2011-12-09 05:39 AM
Hi,
I want to measure the clock of my stm32f225rg chip. I am doing it by toggling the bit of gpio port B and checking using scope. Rather than using the routines in the standard peripheral library, I am programming the registers directly. The routine for toggling is below. while (1) { GPIOB->BSRRL = GPIO_Pin_15; // Set GPIOB->BSRRH = GPIO_Pin_15; // ReSet GPIOB->BSRRL = GPIO_Pin_15; // Set GPIOB->BSRRH = GPIO_Pin_15; // ReSet GPIOB->BSRRL = GPIO_Pin_15; // Set GPIOB->BSRRH = GPIO_Pin_15; // ReSet GPIOB->BSRRL = GPIO_Pin_15; // Set GPIOB->BSRRH = GPIO_Pin_15; // ReSet GPIOB->BSRRL = GPIO_Pin_15; // Set GPIOB->BSRRH = GPIO_Pin_15; // ReSet GPIOB->BSRRL = GPIO_Pin_15; // Set Delay(200); GPIOB->BSRRH = GPIO_Pin_15; // ReSet Delay(200); } The toggling can be observed in the scope, but I find the on and off times different.

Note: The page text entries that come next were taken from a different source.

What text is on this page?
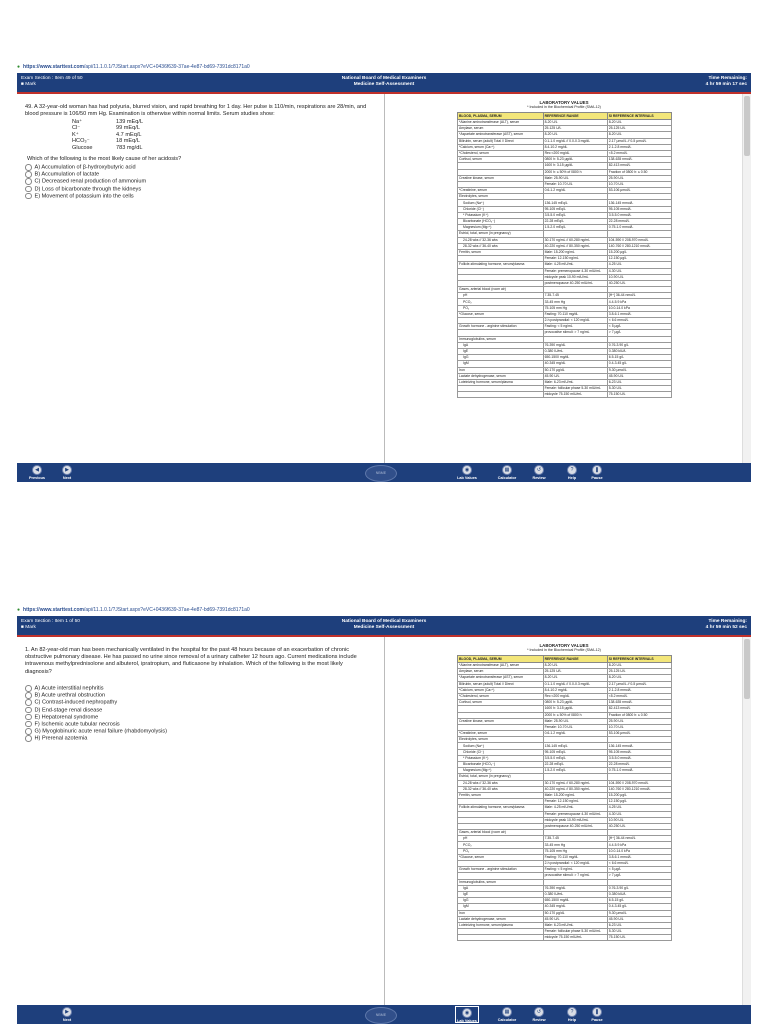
● https://www.starttest.com/api/11.1.0.1/?JStart.aspx?eVC+0436f639-37ae-4e87-bd69-7391dc8171a0
Exam Section : Item 49 of 50
■ Mark
National Board of Medical Examiners
Medicine Self-Assessment
Time Remaining:
4 hr 59 min 17 sec
49. A 32-year-old woman has had polyuria, blurred vision, and rapid breathing for 1 day. Her pulse is 110/min, respirations are 28/min, and blood pressure is 106/50 mm Hg. Examination is otherwise within normal limits. Serum studies show:
Na⁺	139 mEq/L
Cl⁻	99 mEq/L
K⁺	4.7 mEq/L
HCO₃⁻	18 mEq/L
Glucose	783 mg/dL
Which of the following is the most likely cause of her acidosis?
A) Accumulation of β-hydroxybutyric acid
B) Accumulation of lactate
C) Decreased renal production of ammonium
D) Loss of bicarbonate through the kidneys
E) Movement of potassium into the cells
LABORATORY VALUES
* Included in the Biochemical Profile (SMA-12)
BLOOD, PLASMA, SERUM	REFERENCE RANGE	SI REFERENCE INTERVALS
*Alanine aminotransferase (ALT), serum	8-20 U/L	8-20 U/L
Amylase, serum	25-125 U/L	25-125 U/L
*Aspartate aminotransferase (AST), serum	8-20 U/L	8-20 U/L
Bilirubin, serum (adult) Total // Direct	0.1-1.0 mg/dL // 0.0-0.3 mg/dL	2-17 μmol/L // 0-5 μmol/L
*Calcium, serum (Ca²⁺)	8.4-10.2 mg/dL	2.1-2.8 mmol/L
*Cholesterol, serum	Rec:<200 mg/dL	<5.2 mmol/L
Cortisol, serum	0800 h: 5-23 μg/dL	138-635 nmol/L
	1600 h: 3-15 μg/dL	82-413 nmol/L
	2000 h: ≤ 50% of 0800 h	Fraction of 0800 h: ≤ 0.50
Creatine kinase, serum	Male: 25-90 U/L	25-90 U/L
	Female: 10-70 U/L	10-70 U/L
*Creatinine, serum	0.6-1.2 mg/dL	53-106 μmol/L
Electrolytes, serum		
Sodium (Na⁺)	136-145 mEq/L	136-145 mmol/L
Chloride (Cl⁻)	95-105 mEq/L	95-105 mmol/L
* Potassium (K⁺)	3.5-5.0 mEq/L	3.5-5.0 mmol/L
Bicarbonate (HCO₃⁻)	22-28 mEq/L	22-28 mmol/L
Magnesium (Mg²⁺)	1.5-2.0 mEq/L	0.75-1.0 mmol/L
Estriol, total, serum (in pregnancy)		
24-28 wks // 32-36 wks	30-170 ng/mL // 60-280 ng/mL	104-590 // 208-970 nmol/L
28-32 wks // 36-40 wks	40-220 ng/mL // 80-350 ng/mL	140-760 // 280-1210 nmol/L
Ferritin, serum	Male: 15-200 ng/mL	15-200 μg/L
	Female: 12-150 ng/mL	12-150 μg/L
Follicle-stimulating hormone, serum/plasma	Male: 4-25 mIU/mL	4-25 U/L
	Female: premenopause 4-30 mIU/mL	4-30 U/L
	midcycle peak 10-90 mIU/mL	10-90 U/L
	postmenopause 40-250 mIU/mL	40-250 U/L
Gases, arterial blood (room air)		
pH	7.35-7.45	[H⁺] 36-44 nmol/L
PCO₂	33-45 mm Hg	4.4-5.9 kPa
PO₂	75-105 mm Hg	10.0-14.0 kPa
*Glucose, serum	Fasting: 70-110 mg/dL	3.8-6.1 mmol/L
	2-h postprandial: < 120 mg/dL	< 6.6 mmol/L
Growth hormone - arginine stimulation	Fasting: < 5 ng/mL	< 5 μg/L
	provocative stimuli: > 7 ng/mL	> 7 μg/L
Immunoglobulins, serum		
IgA	76-390 mg/dL	0.76-3.90 g/L
IgE	0-380 IU/mL	0-380 kIU/L
IgG	650-1500 mg/dL	6.5-15 g/L
IgM	40-345 mg/dL	0.4-3.45 g/L
Iron	50-170 μg/dL	9-30 μmol/L
Lactate dehydrogenase, serum	45-90 U/L	45-90 U/L
Luteinizing hormone, serum/plasma	Male: 6-23 mIU/mL	6-23 U/L
	Female: follicular phase 5-30 mIU/mL	5-30 U/L
	midcycle 75-150 mIU/mL	75-150 U/L
◀
Previous
▶
Next
NBME	◉
Lab Values
▦
Calculator
↺
Review
?
Help
❚
Pause
● https://www.starttest.com/api/11.1.0.1/?JStart.aspx?eVC+0436f639-37ae-4e87-bd69-7391dc8171a0
Exam Section : Item 1 of 50
■ Mark
National Board of Medical Examiners
Medicine Self-Assessment
Time Remaining:
4 hr 59 min 52 sec
1. An 82-year-old man has been mechanically ventilated in the hospital for the past 48 hours because of an exacerbation of chronic obstructive pulmonary disease. He has passed no urine since removal of a urinary catheter 12 hours ago. Current medications include intravenous methylprednisolone and albuterol, ipratropium, and fluticasone by inhalation. Which of the following is the most likely diagnosis?
A) Acute interstitial nephritis
B) Acute urethral obstruction
C) Contrast-induced nephropathy
D) End-stage renal disease
E) Hepatorenal syndrome
F) Ischemic acute tubular necrosis
G) Myoglobinuric acute renal failure (rhabdomyolysis)
H) Prerenal azotemia
LABORATORY VALUES
* Included in the Biochemical Profile (SMA-12)
BLOOD, PLASMA, SERUM	REFERENCE RANGE	SI REFERENCE INTERVALS
*Alanine aminotransferase (ALT), serum	8-20 U/L	8-20 U/L
Amylase, serum	25-125 U/L	25-125 U/L
*Aspartate aminotransferase (AST), serum	8-20 U/L	8-20 U/L
Bilirubin, serum (adult) Total // Direct	0.1-1.0 mg/dL // 0.0-0.3 mg/dL	2-17 μmol/L // 0-5 μmol/L
*Calcium, serum (Ca²⁺)	8.4-10.2 mg/dL	2.1-2.8 mmol/L
*Cholesterol, serum	Rec:<200 mg/dL	<5.2 mmol/L
Cortisol, serum	0800 h: 5-23 μg/dL	138-635 nmol/L
	1600 h: 3-15 μg/dL	82-413 nmol/L
	2000 h: ≤ 50% of 0800 h	Fraction of 0800 h: ≤ 0.50
Creatine kinase, serum	Male: 25-90 U/L	25-90 U/L
	Female: 10-70 U/L	10-70 U/L
*Creatinine, serum	0.6-1.2 mg/dL	53-106 μmol/L
Electrolytes, serum		
Sodium (Na⁺)	136-145 mEq/L	136-145 mmol/L
Chloride (Cl⁻)	95-105 mEq/L	95-105 mmol/L
* Potassium (K⁺)	3.5-5.0 mEq/L	3.5-5.0 mmol/L
Bicarbonate (HCO₃⁻)	22-28 mEq/L	22-28 mmol/L
Magnesium (Mg²⁺)	1.5-2.0 mEq/L	0.75-1.0 mmol/L
Estriol, total, serum (in pregnancy)		
24-28 wks // 32-36 wks	30-170 ng/mL // 60-280 ng/mL	104-590 // 208-970 nmol/L
28-32 wks // 36-40 wks	40-220 ng/mL // 80-350 ng/mL	140-760 // 280-1210 nmol/L
Ferritin, serum	Male: 15-200 ng/mL	15-200 μg/L
	Female: 12-150 ng/mL	12-150 μg/L
Follicle-stimulating hormone, serum/plasma	Male: 4-25 mIU/mL	4-25 U/L
	Female: premenopause 4-30 mIU/mL	4-30 U/L
	midcycle peak 10-90 mIU/mL	10-90 U/L
	postmenopause 40-250 mIU/mL	40-250 U/L
Gases, arterial blood (room air)		
pH	7.35-7.45	[H⁺] 36-44 nmol/L
PCO₂	33-45 mm Hg	4.4-5.9 kPa
PO₂	75-105 mm Hg	10.0-14.0 kPa
*Glucose, serum	Fasting: 70-110 mg/dL	3.8-6.1 mmol/L
	2-h postprandial: < 120 mg/dL	< 6.6 mmol/L
Growth hormone - arginine stimulation	Fasting: < 5 ng/mL	< 5 μg/L
	provocative stimuli: > 7 ng/mL	> 7 μg/L
Immunoglobulins, serum		
IgA	76-390 mg/dL	0.76-3.90 g/L
IgE	0-380 IU/mL	0-380 kIU/L
IgG	650-1500 mg/dL	6.5-15 g/L
IgM	40-345 mg/dL	0.4-3.45 g/L
Iron	50-170 μg/dL	9-30 μmol/L
Lactate dehydrogenase, serum	45-90 U/L	45-90 U/L
Luteinizing hormone, serum/plasma	Male: 6-23 mIU/mL	6-23 U/L
	Female: follicular phase 5-30 mIU/mL	5-30 U/L
	midcycle 75-150 mIU/mL	75-150 U/L
▶
Next
NBME	◉
Lab Values
▦
Calculator
↺
Review
?
Help
❚
Pause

Though the number of instructions for the bitset and bitreset are 4 it seems bitset is using 5 clock cycles and bitreset 4. Any help would be appreciated.2011-12-09 07:11 AM
The GPIO unit is on the APB bus, and behind a write buffer, figure at least 4 cycles. Toggling the pins in this fashion is awfully inefficient. Performance might be different if you use 32-bit writes, and code this in assembler.
Use a TIMer to generate signals with predictable duty cycles. Use the MCO pin to measure CPU frequency. Run code from RAM to avoid unpredictable behaviour of the flash controller/cache.